I'll tell you what my job is. In this press of humanity, in the hustle the rush of vanity and necessity and desperation, of comedy and tragedy and frustration and indifference, I paint trees. Trees, and rivers that sparkle like glass, and moons and snow-topped mountains not too far away, and sunshine and meadows and hidden trails and hills and flowers and forgotten wells and welcome places you can be, when you want to, and feel like a part of
a beautiful world. That's my job. I've never described it before, but that's how I'd say it. I am that shining moment when people feel they are themselves, I am that mirror of what they know they really are, and how they'd love to be if only dinner weren't already late, if only the credit limit hadn't been exceeded or their house foreclosed upon, if only they hadn't changed the styles just when their wardrobes were complete. That is all I am, and all I ever want to be.
My son is different. Like I'd want him to be the same as me? I paint the untamed peak, the rambling trail, the wild and growing green ..! No, that's me of twenty years ago. Even Nature has its sweet and comforting order, I've realized, its beautiful seasons, each inheriting the fruits of the last. So yeah, part of the rebel in me is gone, and I admit I'd like to see a little of me in him. But he's 19 and restless. Like his mother used to be. Like I used to be! God, he's so unjaded that the bright colors of love and the world pierce right through him, put a grumbling in his stomach, always hungry. He sees bright things in the world and wants their love. He wants to know how to get it. I love him, but I'm too close to him right now for that to mean much. I can't say anything right, can't do anything right. I just let him be. My shiny worlds don't move him much. He knows too much about where they come from, and he knows that they can't help him buy his own car, the latest
clothes, or that brand of aftershave that drives girls wild. And I don't blame him. I never said they could do that. I never promised but maybe I pretended? Maybe some world-weary customers thought that, and I knew they thought that, and I let them? Maybe I have done that, maybe he's seen me do it.

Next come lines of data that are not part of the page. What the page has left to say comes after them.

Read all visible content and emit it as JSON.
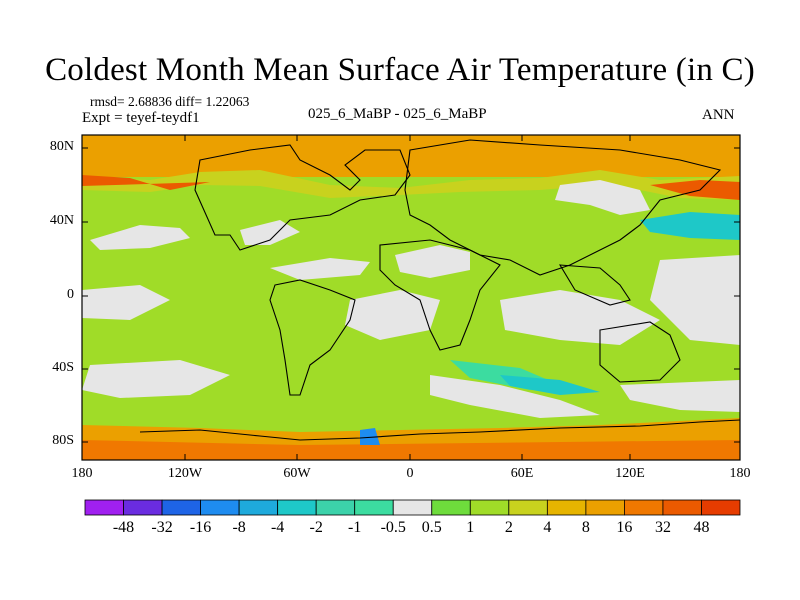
{
  "title": "Coldest Month Mean Surface Air Temperature (in C)",
  "stats_line": "rmsd= 2.68836  diff= 1.22063",
  "experiment_line": "Expt = teyef-teydf1",
  "comparison_label": "025_6_MaBP - 025_6_MaBP",
  "season_label": "ANN",
  "map": {
    "lat_labels": [
      "80N",
      "40N",
      "0",
      "40S",
      "80S"
    ],
    "lon_labels": [
      "180",
      "120W",
      "60W",
      "0",
      "60E",
      "120E",
      "180"
    ]
  },
  "colorbar": {
    "labels": [
      "-48",
      "-32",
      "-16",
      "-8",
      "-4",
      "-2",
      "-1",
      "-0.5",
      "0.5",
      "1",
      "2",
      "4",
      "8",
      "16",
      "32",
      "48"
    ],
    "colors": [
      "#a020f0",
      "#6a2ce0",
      "#1e64e6",
      "#1e8cf0",
      "#1eaadc",
      "#1ec8c8",
      "#3cd2aa",
      "#3cdca0",
      "#e6e6e6",
      "#6edc3c",
      "#a0dc28",
      "#c8d21e",
      "#e6b400",
      "#eba000",
      "#f07800",
      "#eb5a00",
      "#e63c00"
    ]
  },
  "palette": {
    "neutral": "#e6e6e6",
    "warm_low": "#6edc3c",
    "warm_mid": "#a0dc28",
    "warm_hi": "#c8d21e",
    "orange": "#eba000",
    "cool_low": "#3cdca0",
    "cool_mid": "#1ec8c8",
    "cool_hi": "#1eaadc"
  }
}
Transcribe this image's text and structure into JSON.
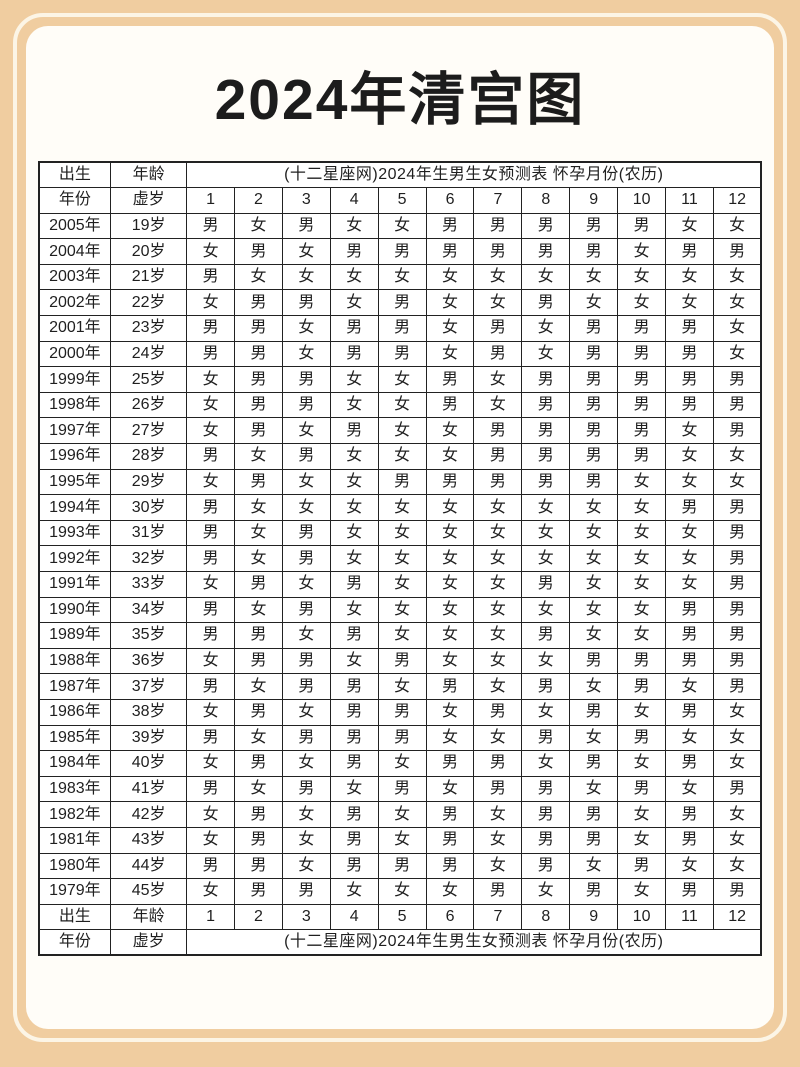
{
  "page": {
    "title": "2024年清宫图"
  },
  "colors": {
    "frame_bg": "#f0cda0",
    "frame_line": "#fcf5e6",
    "panel_bg": "#fffdf8",
    "male_cell_bg": "#cdd7ec",
    "female_cell_bg": "#f8dfc4",
    "grid": "#222222",
    "text": "#1f1f1f"
  },
  "table": {
    "banner": "(十二星座网)2024年生男生女预测表 怀孕月份(农历)",
    "labels": {
      "birth": "出生",
      "age": "年龄",
      "year": "年份",
      "nominal_age": "虚岁"
    },
    "legend": {
      "male_char": "男",
      "female_char": "女"
    },
    "months": [
      "1",
      "2",
      "3",
      "4",
      "5",
      "6",
      "7",
      "8",
      "9",
      "10",
      "11",
      "12"
    ],
    "rows": [
      {
        "year": "2005年",
        "age": "19岁",
        "values": [
          "男",
          "女",
          "男",
          "女",
          "女",
          "男",
          "男",
          "男",
          "男",
          "男",
          "女",
          "女"
        ]
      },
      {
        "year": "2004年",
        "age": "20岁",
        "values": [
          "女",
          "男",
          "女",
          "男",
          "男",
          "男",
          "男",
          "男",
          "男",
          "女",
          "男",
          "男"
        ]
      },
      {
        "year": "2003年",
        "age": "21岁",
        "values": [
          "男",
          "女",
          "女",
          "女",
          "女",
          "女",
          "女",
          "女",
          "女",
          "女",
          "女",
          "女"
        ]
      },
      {
        "year": "2002年",
        "age": "22岁",
        "values": [
          "女",
          "男",
          "男",
          "女",
          "男",
          "女",
          "女",
          "男",
          "女",
          "女",
          "女",
          "女"
        ]
      },
      {
        "year": "2001年",
        "age": "23岁",
        "values": [
          "男",
          "男",
          "女",
          "男",
          "男",
          "女",
          "男",
          "女",
          "男",
          "男",
          "男",
          "女"
        ]
      },
      {
        "year": "2000年",
        "age": "24岁",
        "values": [
          "男",
          "男",
          "女",
          "男",
          "男",
          "女",
          "男",
          "女",
          "男",
          "男",
          "男",
          "女"
        ]
      },
      {
        "year": "1999年",
        "age": "25岁",
        "values": [
          "女",
          "男",
          "男",
          "女",
          "女",
          "男",
          "女",
          "男",
          "男",
          "男",
          "男",
          "男"
        ]
      },
      {
        "year": "1998年",
        "age": "26岁",
        "values": [
          "女",
          "男",
          "男",
          "女",
          "女",
          "男",
          "女",
          "男",
          "男",
          "男",
          "男",
          "男"
        ]
      },
      {
        "year": "1997年",
        "age": "27岁",
        "values": [
          "女",
          "男",
          "女",
          "男",
          "女",
          "女",
          "男",
          "男",
          "男",
          "男",
          "女",
          "男"
        ]
      },
      {
        "year": "1996年",
        "age": "28岁",
        "values": [
          "男",
          "女",
          "男",
          "女",
          "女",
          "女",
          "男",
          "男",
          "男",
          "男",
          "女",
          "女"
        ]
      },
      {
        "year": "1995年",
        "age": "29岁",
        "values": [
          "女",
          "男",
          "女",
          "女",
          "男",
          "男",
          "男",
          "男",
          "男",
          "女",
          "女",
          "女"
        ]
      },
      {
        "year": "1994年",
        "age": "30岁",
        "values": [
          "男",
          "女",
          "女",
          "女",
          "女",
          "女",
          "女",
          "女",
          "女",
          "女",
          "男",
          "男"
        ]
      },
      {
        "year": "1993年",
        "age": "31岁",
        "values": [
          "男",
          "女",
          "男",
          "女",
          "女",
          "女",
          "女",
          "女",
          "女",
          "女",
          "女",
          "男"
        ]
      },
      {
        "year": "1992年",
        "age": "32岁",
        "values": [
          "男",
          "女",
          "男",
          "女",
          "女",
          "女",
          "女",
          "女",
          "女",
          "女",
          "女",
          "男"
        ]
      },
      {
        "year": "1991年",
        "age": "33岁",
        "values": [
          "女",
          "男",
          "女",
          "男",
          "女",
          "女",
          "女",
          "男",
          "女",
          "女",
          "女",
          "男"
        ]
      },
      {
        "year": "1990年",
        "age": "34岁",
        "values": [
          "男",
          "女",
          "男",
          "女",
          "女",
          "女",
          "女",
          "女",
          "女",
          "女",
          "男",
          "男"
        ]
      },
      {
        "year": "1989年",
        "age": "35岁",
        "values": [
          "男",
          "男",
          "女",
          "男",
          "女",
          "女",
          "女",
          "男",
          "女",
          "女",
          "男",
          "男"
        ]
      },
      {
        "year": "1988年",
        "age": "36岁",
        "values": [
          "女",
          "男",
          "男",
          "女",
          "男",
          "女",
          "女",
          "女",
          "男",
          "男",
          "男",
          "男"
        ]
      },
      {
        "year": "1987年",
        "age": "37岁",
        "values": [
          "男",
          "女",
          "男",
          "男",
          "女",
          "男",
          "女",
          "男",
          "女",
          "男",
          "女",
          "男"
        ]
      },
      {
        "year": "1986年",
        "age": "38岁",
        "values": [
          "女",
          "男",
          "女",
          "男",
          "男",
          "女",
          "男",
          "女",
          "男",
          "女",
          "男",
          "女"
        ]
      },
      {
        "year": "1985年",
        "age": "39岁",
        "values": [
          "男",
          "女",
          "男",
          "男",
          "男",
          "女",
          "女",
          "男",
          "女",
          "男",
          "女",
          "女"
        ]
      },
      {
        "year": "1984年",
        "age": "40岁",
        "values": [
          "女",
          "男",
          "女",
          "男",
          "女",
          "男",
          "男",
          "女",
          "男",
          "女",
          "男",
          "女"
        ]
      },
      {
        "year": "1983年",
        "age": "41岁",
        "values": [
          "男",
          "女",
          "男",
          "女",
          "男",
          "女",
          "男",
          "男",
          "女",
          "男",
          "女",
          "男"
        ]
      },
      {
        "year": "1982年",
        "age": "42岁",
        "values": [
          "女",
          "男",
          "女",
          "男",
          "女",
          "男",
          "女",
          "男",
          "男",
          "女",
          "男",
          "女"
        ]
      },
      {
        "year": "1981年",
        "age": "43岁",
        "values": [
          "女",
          "男",
          "女",
          "男",
          "女",
          "男",
          "女",
          "男",
          "男",
          "女",
          "男",
          "女"
        ]
      },
      {
        "year": "1980年",
        "age": "44岁",
        "values": [
          "男",
          "男",
          "女",
          "男",
          "男",
          "男",
          "女",
          "男",
          "女",
          "男",
          "女",
          "女"
        ]
      },
      {
        "year": "1979年",
        "age": "45岁",
        "values": [
          "女",
          "男",
          "男",
          "女",
          "女",
          "女",
          "男",
          "女",
          "男",
          "女",
          "男",
          "男"
        ]
      }
    ]
  }
}
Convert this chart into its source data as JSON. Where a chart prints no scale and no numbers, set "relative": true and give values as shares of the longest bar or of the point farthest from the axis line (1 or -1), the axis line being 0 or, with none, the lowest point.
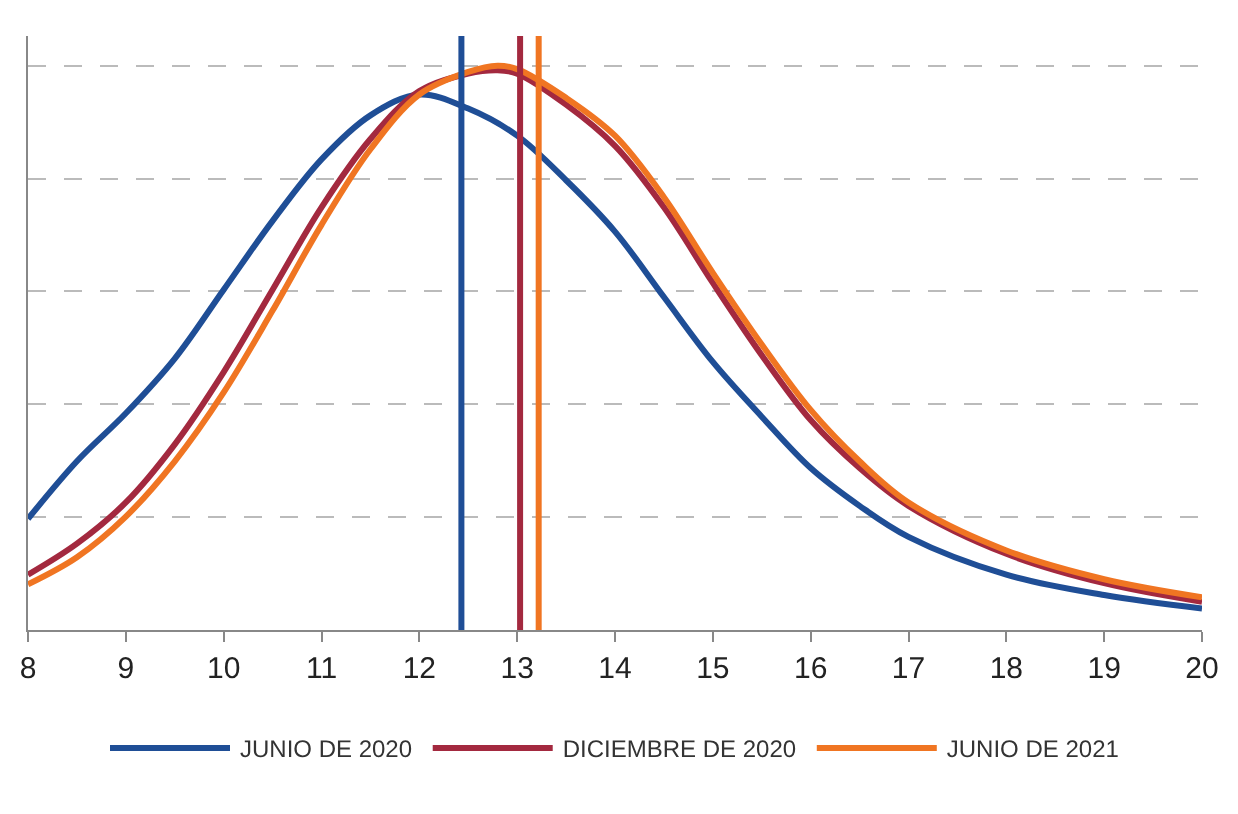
{
  "chart_data": {
    "type": "line",
    "relative": true,
    "xlim": [
      8,
      20
    ],
    "xticks": [
      8,
      9,
      10,
      11,
      12,
      13,
      14,
      15,
      16,
      17,
      18,
      19,
      20
    ],
    "grid": "y",
    "legend": "bottom",
    "marker": "none",
    "line_style": "solid",
    "series": [
      {
        "name": "JUNIO DE 2020",
        "color": "#1f4e96",
        "x": [
          8,
          8.5,
          9,
          9.5,
          10,
          10.5,
          11,
          11.5,
          12,
          12.5,
          13,
          13.5,
          14,
          14.5,
          15,
          15.5,
          16,
          16.5,
          17,
          18,
          19,
          20
        ],
        "values": [
          0.197,
          0.299,
          0.384,
          0.481,
          0.603,
          0.725,
          0.834,
          0.912,
          0.949,
          0.924,
          0.876,
          0.797,
          0.706,
          0.59,
          0.475,
          0.378,
          0.287,
          0.22,
          0.165,
          0.098,
          0.062,
          0.038
        ]
      },
      {
        "name": "DICIEMBRE DE 2020",
        "color": "#a3293f",
        "x": [
          8,
          8.5,
          9,
          9.5,
          10,
          10.5,
          11,
          11.5,
          12,
          12.5,
          12.8,
          13,
          13.5,
          14,
          14.5,
          15,
          15.5,
          16,
          16.5,
          17,
          18,
          19,
          20
        ],
        "values": [
          0.098,
          0.153,
          0.226,
          0.329,
          0.457,
          0.603,
          0.749,
          0.87,
          0.955,
          0.986,
          0.992,
          0.986,
          0.931,
          0.858,
          0.749,
          0.615,
          0.487,
          0.372,
          0.287,
          0.22,
          0.135,
          0.083,
          0.05
        ]
      },
      {
        "name": "JUNIO DE 2021",
        "color": "#f07522",
        "x": [
          8,
          8.5,
          9,
          9.5,
          10,
          10.5,
          11,
          11.5,
          12,
          12.5,
          12.8,
          13,
          13.5,
          14,
          14.5,
          15,
          15.5,
          16,
          16.5,
          17,
          18,
          19,
          20
        ],
        "values": [
          0.081,
          0.129,
          0.201,
          0.299,
          0.421,
          0.566,
          0.718,
          0.852,
          0.949,
          0.989,
          1,
          0.994,
          0.943,
          0.876,
          0.767,
          0.633,
          0.506,
          0.39,
          0.299,
          0.226,
          0.141,
          0.09,
          0.058
        ]
      }
    ],
    "ref_lines": [
      {
        "axis": "x",
        "value": 12.43,
        "color": "#1f4e96"
      },
      {
        "axis": "x",
        "value": 13.03,
        "color": "#a3293f"
      },
      {
        "axis": "x",
        "value": 13.22,
        "color": "#f07522"
      }
    ]
  }
}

I get home from a slow day — too close to people's bill time for much business — wait til next week. But I've got my own masterpiece to come home to. I paint glimpses of paradise for everyone else in 30 minutes or less (guaranteed), but at home I've got this painting I can never complete. I'll eat dinner then sit down and stare at it some more. Maybe take out the brushes, cover a few things up, add some others.